My condition for formmail catches a few more than the one you posted, it's documented by balam here (msg #6): [webmasterworld.com...]
/claus
[edited by: claus at 8:05 pm (utc) on Sep. 18, 2003]
RedirectMatch cgi-bin/FormMail.pl formmail.pl
This stuff can drive you nuts trying to get exact paths and syntax. I read the Apache docs and still had to figure it out by trial and error (heavy on the error side)
Thanks Claus, I'll try to implement that
Wiz
Does anybody know how to edit the trap script to only add an IP address once, forever, no matter how many times they land on the ban script?
Here is the banning script section in question:
# trap.pl: upload in ASCII mode and CHMOD 755.# This is the only variable that needs to be modified. Replace it with the absolute path to your root directory.
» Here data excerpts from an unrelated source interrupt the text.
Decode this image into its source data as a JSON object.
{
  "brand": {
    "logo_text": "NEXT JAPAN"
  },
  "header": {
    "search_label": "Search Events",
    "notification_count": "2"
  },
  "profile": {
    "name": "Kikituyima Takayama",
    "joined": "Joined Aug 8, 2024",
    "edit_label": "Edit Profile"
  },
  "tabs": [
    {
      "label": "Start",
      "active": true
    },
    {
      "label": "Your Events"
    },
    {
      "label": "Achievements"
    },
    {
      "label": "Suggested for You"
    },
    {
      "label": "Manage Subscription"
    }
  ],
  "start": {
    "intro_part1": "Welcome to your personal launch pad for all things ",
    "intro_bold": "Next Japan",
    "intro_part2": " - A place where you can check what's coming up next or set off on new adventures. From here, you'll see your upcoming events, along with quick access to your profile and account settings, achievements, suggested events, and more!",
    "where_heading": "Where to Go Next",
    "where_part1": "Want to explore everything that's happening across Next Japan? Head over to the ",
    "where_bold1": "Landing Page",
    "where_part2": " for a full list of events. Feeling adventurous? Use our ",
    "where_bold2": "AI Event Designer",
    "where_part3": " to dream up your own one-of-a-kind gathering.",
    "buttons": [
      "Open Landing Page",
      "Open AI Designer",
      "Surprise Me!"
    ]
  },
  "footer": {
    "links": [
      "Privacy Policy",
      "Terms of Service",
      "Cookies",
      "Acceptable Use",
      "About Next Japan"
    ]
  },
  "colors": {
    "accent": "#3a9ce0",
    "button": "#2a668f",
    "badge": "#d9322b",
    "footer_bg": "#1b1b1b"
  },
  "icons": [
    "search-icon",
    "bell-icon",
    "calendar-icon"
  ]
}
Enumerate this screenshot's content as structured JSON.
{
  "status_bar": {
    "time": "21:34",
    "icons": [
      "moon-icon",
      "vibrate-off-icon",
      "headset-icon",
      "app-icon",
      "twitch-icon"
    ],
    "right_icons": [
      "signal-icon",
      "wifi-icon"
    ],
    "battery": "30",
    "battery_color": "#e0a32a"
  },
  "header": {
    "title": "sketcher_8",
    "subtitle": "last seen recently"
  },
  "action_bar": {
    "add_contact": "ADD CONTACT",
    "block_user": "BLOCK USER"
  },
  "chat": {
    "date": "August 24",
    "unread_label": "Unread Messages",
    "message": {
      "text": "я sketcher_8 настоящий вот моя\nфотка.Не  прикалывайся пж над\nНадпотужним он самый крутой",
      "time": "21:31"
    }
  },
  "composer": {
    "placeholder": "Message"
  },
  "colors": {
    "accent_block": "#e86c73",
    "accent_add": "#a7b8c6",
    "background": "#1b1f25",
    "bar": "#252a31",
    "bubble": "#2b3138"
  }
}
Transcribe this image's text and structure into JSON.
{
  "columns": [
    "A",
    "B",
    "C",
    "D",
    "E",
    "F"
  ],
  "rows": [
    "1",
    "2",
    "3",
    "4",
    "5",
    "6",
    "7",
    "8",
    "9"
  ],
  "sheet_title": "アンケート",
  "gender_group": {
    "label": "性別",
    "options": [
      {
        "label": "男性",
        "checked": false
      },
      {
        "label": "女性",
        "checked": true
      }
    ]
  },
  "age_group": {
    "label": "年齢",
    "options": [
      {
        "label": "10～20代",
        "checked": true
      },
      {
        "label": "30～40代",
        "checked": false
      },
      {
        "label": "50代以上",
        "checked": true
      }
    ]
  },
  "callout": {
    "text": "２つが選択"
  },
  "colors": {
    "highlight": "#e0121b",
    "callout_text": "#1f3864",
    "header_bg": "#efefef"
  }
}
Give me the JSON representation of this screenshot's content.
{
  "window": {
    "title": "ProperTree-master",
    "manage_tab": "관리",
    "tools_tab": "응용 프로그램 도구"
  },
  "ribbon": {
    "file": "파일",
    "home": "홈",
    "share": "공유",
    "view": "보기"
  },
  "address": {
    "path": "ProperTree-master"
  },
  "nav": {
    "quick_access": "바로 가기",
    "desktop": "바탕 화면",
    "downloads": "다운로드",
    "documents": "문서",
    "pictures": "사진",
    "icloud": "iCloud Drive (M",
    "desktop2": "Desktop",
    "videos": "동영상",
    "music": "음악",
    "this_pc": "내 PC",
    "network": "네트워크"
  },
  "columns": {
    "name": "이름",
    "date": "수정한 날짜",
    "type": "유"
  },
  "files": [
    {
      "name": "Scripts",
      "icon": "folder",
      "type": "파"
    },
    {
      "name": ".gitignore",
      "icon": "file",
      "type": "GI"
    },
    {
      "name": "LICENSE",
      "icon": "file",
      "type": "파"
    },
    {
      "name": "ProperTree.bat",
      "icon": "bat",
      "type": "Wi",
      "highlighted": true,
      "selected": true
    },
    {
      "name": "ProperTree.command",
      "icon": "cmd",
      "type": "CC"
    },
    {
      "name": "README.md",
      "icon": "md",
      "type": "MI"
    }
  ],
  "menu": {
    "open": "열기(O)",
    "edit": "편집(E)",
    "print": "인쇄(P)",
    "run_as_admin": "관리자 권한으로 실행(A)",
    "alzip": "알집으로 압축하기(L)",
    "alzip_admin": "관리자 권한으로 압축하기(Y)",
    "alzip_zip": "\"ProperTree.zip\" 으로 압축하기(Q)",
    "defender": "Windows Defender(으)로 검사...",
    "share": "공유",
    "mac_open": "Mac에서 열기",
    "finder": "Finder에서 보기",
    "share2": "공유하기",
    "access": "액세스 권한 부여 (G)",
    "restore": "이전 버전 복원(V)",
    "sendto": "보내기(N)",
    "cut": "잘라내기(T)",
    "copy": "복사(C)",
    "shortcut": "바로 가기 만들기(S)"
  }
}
$rootdir = "$ENV{DOCUMENT_ROOT}";
# Grab the IP of the bad bot
$visitor_ip = $ENV{'REMOTE_ADDR'};
$visitor_ip =~ s/\./\\\./gi;
# Open .htaccess file
open(HTACCESS,"".$rootdir."/\.htaccess") ¦¦ die $!;
@htaccess = <HTACCESS>;
close(HTACCESS);
# Write banned IP to .htaccess file
open(HTACCESS,">".$rootdir."/\.htaccess") ¦¦ die $!;
print HTACCESS "SetEnvIf Remote_Addr \^".$visitor_ip."\$ ban\n";
foreach $deny_ip (@htaccess) {
print HTACCESS $deny_ip;
}
close(HTACCESS);
I think the multiple listings occur because I have allowed access to formmail.pl and my trap script in my master rewrite rule. Maybe I can now remove that allowance since the formmail rule is totally separate. I'll see.